Among mainline Protestant denominations, there have been official statements acknowledging that abortion is a complex issue, but prevailing sentiment is that last year’s Supreme Court ruling was an injustice to women, particularly those already facing economic hardships and racial discrimination.
“This decision further complicates the struggle and creates division, anger, and chaos in an already divided and conflicted country,” wrote Bishop Thomas Bickerton, president of the United Methodist Church’s Council of Bishops.
Some Protestant pastors have emerged as outspoken advocates of abortion rights; among them is Jacqui Lewis, the first African American and first woman to serve as a senior minister in New York City’s historic Middle Collegiate Church.
She evoked the fear and heartache felt by many of the women affected by the new abortion bans.
“These are the poorest of us, the most disenfranchised and they’re struggling more because some portion of Christianity feels they have the right to decide for other people what is moral,” Lewis said. “It breaks my soul to see religion weaponized this way … it’s the opposite of what religion should be.”
Among the leaders of the Southern Baptist Convention, by far the largest evangelical denomination, there’s unified opposition to abortion.
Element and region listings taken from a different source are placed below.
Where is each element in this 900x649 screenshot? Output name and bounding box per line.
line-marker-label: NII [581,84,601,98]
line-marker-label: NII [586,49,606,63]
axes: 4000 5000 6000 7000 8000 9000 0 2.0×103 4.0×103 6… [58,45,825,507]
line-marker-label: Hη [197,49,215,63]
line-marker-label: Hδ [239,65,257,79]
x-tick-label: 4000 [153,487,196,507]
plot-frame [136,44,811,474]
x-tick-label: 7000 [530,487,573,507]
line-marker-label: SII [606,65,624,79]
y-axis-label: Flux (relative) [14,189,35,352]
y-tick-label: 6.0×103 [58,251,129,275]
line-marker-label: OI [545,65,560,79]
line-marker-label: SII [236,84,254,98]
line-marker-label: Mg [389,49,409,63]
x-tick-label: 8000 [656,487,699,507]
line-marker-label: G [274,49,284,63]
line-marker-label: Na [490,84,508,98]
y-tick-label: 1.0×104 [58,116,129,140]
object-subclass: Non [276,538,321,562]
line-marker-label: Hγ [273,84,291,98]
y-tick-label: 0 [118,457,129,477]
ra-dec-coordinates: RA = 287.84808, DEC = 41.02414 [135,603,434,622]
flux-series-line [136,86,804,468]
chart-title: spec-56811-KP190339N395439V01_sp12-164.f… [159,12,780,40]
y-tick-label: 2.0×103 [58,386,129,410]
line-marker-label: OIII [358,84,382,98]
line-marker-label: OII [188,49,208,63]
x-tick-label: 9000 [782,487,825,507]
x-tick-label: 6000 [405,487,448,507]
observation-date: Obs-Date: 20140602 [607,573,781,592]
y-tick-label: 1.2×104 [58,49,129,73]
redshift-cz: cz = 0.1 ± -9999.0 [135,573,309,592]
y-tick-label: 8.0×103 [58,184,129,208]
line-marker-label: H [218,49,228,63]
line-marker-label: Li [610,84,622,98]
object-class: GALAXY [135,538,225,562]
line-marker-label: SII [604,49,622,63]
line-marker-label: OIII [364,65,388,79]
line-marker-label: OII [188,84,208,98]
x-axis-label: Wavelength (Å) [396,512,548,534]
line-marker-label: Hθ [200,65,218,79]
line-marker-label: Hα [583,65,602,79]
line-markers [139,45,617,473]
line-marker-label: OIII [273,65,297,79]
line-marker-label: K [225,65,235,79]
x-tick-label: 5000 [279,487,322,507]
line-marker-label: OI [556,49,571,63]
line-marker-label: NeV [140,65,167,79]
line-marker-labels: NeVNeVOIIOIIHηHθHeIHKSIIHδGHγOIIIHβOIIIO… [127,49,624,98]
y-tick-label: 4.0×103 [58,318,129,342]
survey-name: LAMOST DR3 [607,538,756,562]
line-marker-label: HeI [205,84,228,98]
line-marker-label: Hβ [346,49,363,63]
However, there has been sharp disagreement over whether to impose criminal penalties on women who get abortions.
The SBC’s president, Bart Barber, opposes criminalization of women in such cases and has sparred verbally with Baptist pastors who argue that such women. in some instances, should be considered murderers.
“I think it is unjust, unnecessary, and unwise to include in abortion laws the prosecution of women who seek or obtain an abortion,” Barber writes in a lengthy article. “The abortionist is the murderer, and any law banning abortion should identify the abortionist uniquely as such.”